Швейцер, худо-бедно отдохнувший за ночь, готовился к новым впечатлениям. Он догадывался, что их будет слишком много, и заранее сдерживал себя. Он дал себе слово спрашивать только о самом важном, иначе запутается. Однако его так и подмывало выяснить назначение множества мелких вещиц и крупных предметов. Об этом назначении он чаще всего подозревал, но уверен не был: одно дело картины, фотографии и рассказы отцов, и совсем другое — осязаемая явь. Итак, он обошел молчанием маленький телевизор, необычную мебель, дымчатую хищную кошку, куриные яйца, мелкие деньги, черно-белые портретики в рамках и прочая, прочая; правда, не смог сдержаться, когда Дуня вывела из сарайчика мопед.

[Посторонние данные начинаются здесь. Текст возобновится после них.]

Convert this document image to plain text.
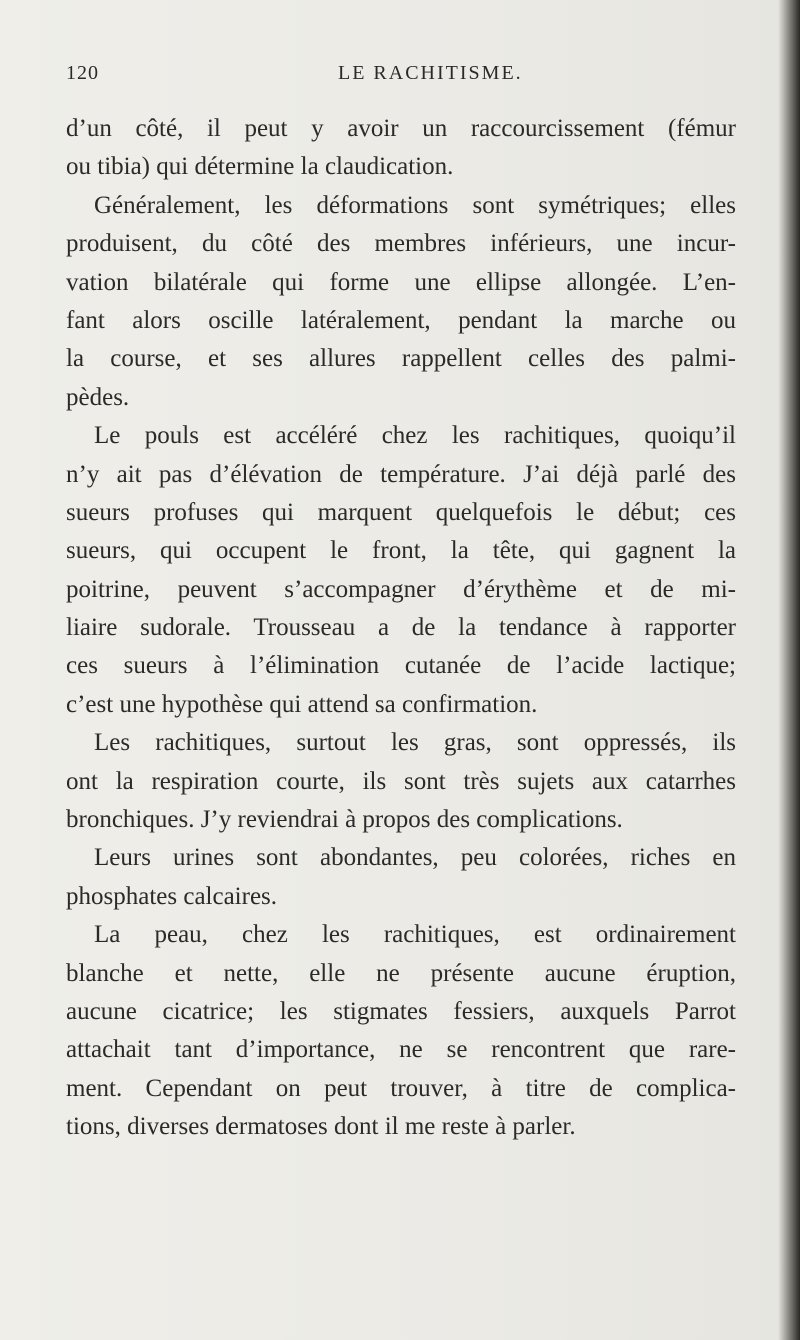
120	LE RACHITISME.
d’un côté, il peut y avoir un raccourcissement (fémur
ou tibia) qui détermine la claudication.
Généralement, les déformations sont symétriques; elles
produisent, du côté des membres inférieurs, une incur-
vation bilatérale qui forme une ellipse allongée. L’en-
fant alors oscille latéralement, pendant la marche ou
la course, et ses allures rappellent celles des palmi-
pèdes.
Le pouls est accéléré chez les rachitiques, quoiqu’il
n’y ait pas d’élévation de température. J’ai déjà parlé des
sueurs profuses qui marquent quelquefois le début; ces
sueurs, qui occupent le front, la tête, qui gagnent la
poitrine, peuvent s’accompagner d’érythème et de mi-
liaire sudorale. Trousseau a de la tendance à rapporter
ces sueurs à l’élimination cutanée de l’acide lactique;
c’est une hypothèse qui attend sa confirmation.
Les rachitiques, surtout les gras, sont oppressés, ils
ont la respiration courte, ils sont très sujets aux catarrhes
bronchiques. J’y reviendrai à propos des complications.
Leurs urines sont abondantes, peu colorées, riches en
phosphates calcaires.
La peau, chez les rachitiques, est ordinairement
blanche et nette, elle ne présente aucune éruption,
aucune cicatrice; les stigmates fessiers, auxquels Parrot
attachait tant d’importance, ne se rencontrent que rare-
ment. Cependant on peut trouver, à titre de complica-
tions, diverses dermatoses dont il me reste à parler.
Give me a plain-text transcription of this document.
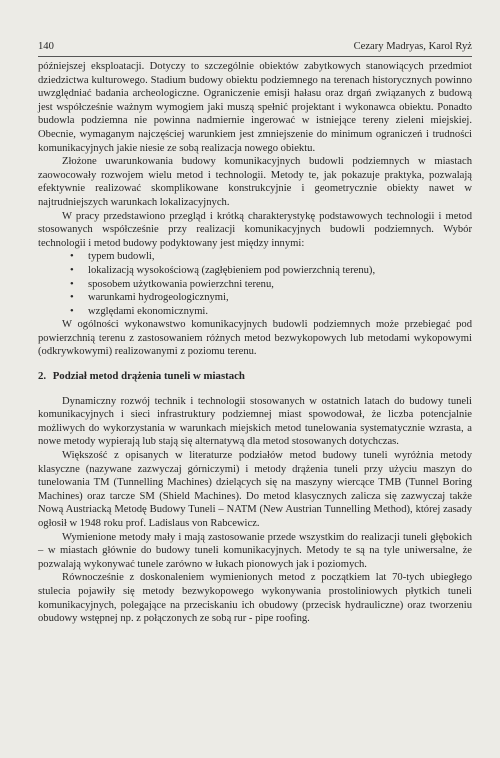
140	Cezary Madryas, Karol Ryż

późniejszej eksploatacji. Dotyczy to szczególnie obiektów zabytkowych stanowiących przedmiot dziedzictwa kulturowego. Stadium budowy obiektu podziemnego na terenach historycznych powinno uwzględniać badania archeologiczne. Ograniczenie emisji hałasu oraz drgań związanych z budową jest współcześnie ważnym wymogiem jaki muszą spełnić projektant i wykonawca obiektu. Ponadto budowla podziemna nie powinna nadmiernie ingerować w istniejące tereny zieleni miejskiej. Obecnie, wymaganym najczęściej warunkiem jest zmniejszenie do minimum ograniczeń i trudności komunikacyjnych jakie niesie ze sobą realizacja nowego obiektu.

Złożone uwarunkowania budowy komunikacyjnych budowli podziemnych w miastach zaowocowały rozwojem wielu metod i technologii. Metody te, jak pokazuje praktyka, pozwalają efektywnie realizować skomplikowane konstrukcyjnie i geometrycznie obiekty nawet w najtrudniejszych warunkach lokalizacyjnych.

W pracy przedstawiono przegląd i krótką charakterystykę podstawowych technologii i metod stosowanych współcześnie przy realizacji komunikacyjnych budowli podziemnych. Wybór technologii i metod budowy podyktowany jest między innymi:

• typem budowli,
• lokalizacją wysokościową (zagłębieniem pod powierzchnią terenu),
• sposobem użytkowania powierzchni terenu,
• warunkami hydrogeologicznymi,
• względami ekonomicznymi.

W ogólności wykonawstwo komunikacyjnych budowli podziemnych może przebiegać pod powierzchnią terenu z zastosowaniem różnych metod bezwykopowych lub metodami wykopowymi (odkrywkowymi) realizowanymi z poziomu terenu.

2. Podział metod drążenia tuneli w miastach

Dynamiczny rozwój technik i technologii stosowanych w ostatnich latach do budowy tuneli komunikacyjnych i sieci infrastruktury podziemnej miast spowodował, że liczba potencjalnie możliwych do wykorzystania w warunkach miejskich metod tunelowania systematycznie wzrasta, a nowe metody wypierają lub stają się alternatywą dla metod stosowanych dotychczas.

Większość z opisanych w literaturze podziałów metod budowy tuneli wyróżnia metody klasyczne (nazywane zazwyczaj górniczymi) i metody drążenia tuneli przy użyciu maszyn do tunelowania TM (Tunnelling Machines) dzielących się na maszyny wiercące TMB (Tunnel Boring Machines) oraz tarcze SM (Shield Machines). Do metod klasycznych zalicza się zazwyczaj także Nową Austriacką Metodę Budowy Tuneli – NATM (New Austrian Tunnelling Method), której zasady ogłosił w 1948 roku prof. Ladislaus von Rabcewicz.

Wymienione metody mały i mają zastosowanie przede wszystkim do realizacji tuneli głębokich – w miastach głównie do budowy tuneli komunikacyjnych. Metody te są na tyle uniwersalne, że pozwalają wykonywać tunele zarówno w łukach pionowych jak i poziomych.

Równocześnie z doskonaleniem wymienionych metod z początkiem lat 70-tych ubiegłego stulecia pojawiły się metody bezwykopowego wykonywania prostoliniowych płytkich tuneli komunikacyjnych, polegające na przeciskaniu ich obudowy (przecisk hydrauliczne) oraz tworzeniu obudowy wstępnej np. z połączonych ze sobą rur - pipe roofing.
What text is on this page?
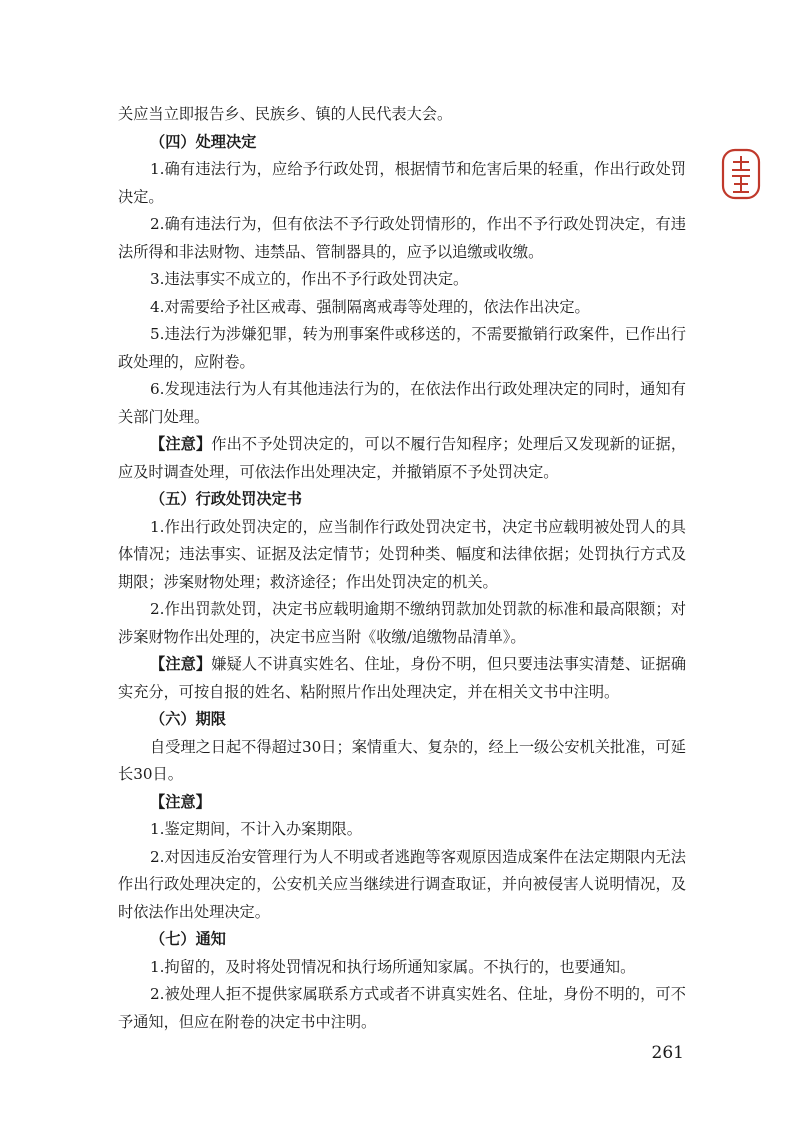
关应当立即报告乡、民族乡、镇的人民代表大会。

（四）处理决定

1.确有违法行为，应给予行政处罚，根据情节和危害后果的轻重，作出行政处罚决定。

2.确有违法行为，但有依法不予行政处罚情形的，作出不予行政处罚决定，有违法所得和非法财物、违禁品、管制器具的，应予以追缴或收缴。

3.违法事实不成立的，作出不予行政处罚决定。

4.对需要给予社区戒毒、强制隔离戒毒等处理的，依法作出决定。

5.违法行为涉嫌犯罪，转为刑事案件或移送的，不需要撤销行政案件，已作出行政处理的，应附卷。

6.发现违法行为人有其他违法行为的，在依法作出行政处理决定的同时，通知有关部门处理。

【注意】作出不予处罚决定的，可以不履行告知程序；处理后又发现新的证据，应及时调查处理，可依法作出处理决定，并撤销原不予处罚决定。

（五）行政处罚决定书

1.作出行政处罚决定的，应当制作行政处罚决定书，决定书应载明被处罚人的具体情况；违法事实、证据及法定情节；处罚种类、幅度和法律依据；处罚执行方式及期限；涉案财物处理；救济途径；作出处罚决定的机关。

2.作出罚款处罚，决定书应载明逾期不缴纳罚款加处罚款的标准和最高限额；对涉案财物作出处理的，决定书应当附《收缴/追缴物品清单》。

【注意】嫌疑人不讲真实姓名、住址，身份不明，但只要违法事实清楚、证据确实充分，可按自报的姓名、粘附照片作出处理决定，并在相关文书中注明。

（六）期限

自受理之日起不得超过30日；案情重大、复杂的，经上一级公安机关批准，可延长30日。

【注意】

1.鉴定期间，不计入办案期限。

2.对因违反治安管理行为人不明或者逃跑等客观原因造成案件在法定期限内无法作出行政处理决定的，公安机关应当继续进行调查取证，并向被侵害人说明情况，及时依法作出处理决定。

（七）通知

1.拘留的，及时将处罚情况和执行场所通知家属。不执行的，也要通知。

2.被处理人拒不提供家属联系方式或者不讲真实姓名、住址，身份不明的，可不予通知，但应在附卷的决定书中注明。

261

— Это что — ездить на нем? — спросил Швейцер недоверчиво.
— Это мопед, — Дуня нахлобучила себе на голову какую-то кастрюлю с бретелькой и влезла в старую кожаную куртку. Вторую кастрюлю она протянула Швейцеру. — Надевай!
— Зачем?
— Это каска, голову защищать. Ты что, не видел никогда?
Швейцер помотал головой, снял бейсболку и надел каску. Дуня помогла ему затянуть ремешок.
— Ну вот, небось не убьешься.
Швейцер, осваиваясь, лихо заткнул бейсболку за пояс.
— А зачем вам… эта штука? — Он робко указал на мопед. — Вы же можете ездить на… — Он запнулся. — На автобусе, — с трудом договорил Швейцер.
— Автобус редко ходит, — рассеянно объяснила Дуня, которая что-то подкручивала в моторе. — Утром и вечером.
— А почему вы вчера приехали не на этом?
— Серега меня за так подбросил, он всегда такой. Мопед много топлива жрет, дорого. А у меня смена кончилась. Я в магазине работаю, сутки через двое. И руки были заняты. Что ты все выкаешь? Как тебя звать по имени?
Швейцер покраснел. По имени его называли в исключительных случаях, и он почти забыл, что имеет имя.
— Зовите меня Куколкой, — вымолвил он в конце концов.
Дуня не удивилась и только поправила:
— "Зови"! Не зовите, а зови! У нас так не принято! Ладно?
— Я постараюсь, — обещал ей Швейцер. — В Лицее не говорят «ты».
Дуня пристально посмотрела на него, потом зло и сочувственно хмыкнула.
Из-за угла дома вышел смотритель, уже одетый в оранжевое.
— Слышьте, вы, молодцы, — вмешался он мрачно. — Если кто начнет допытываться, скажи: брат приехал, из… черт с ним, все равно, откуда… хоть из Минска, что ли. Или из Киева. Троюродный брат! — он повысил голос, и непонятно было, к кому он обращался.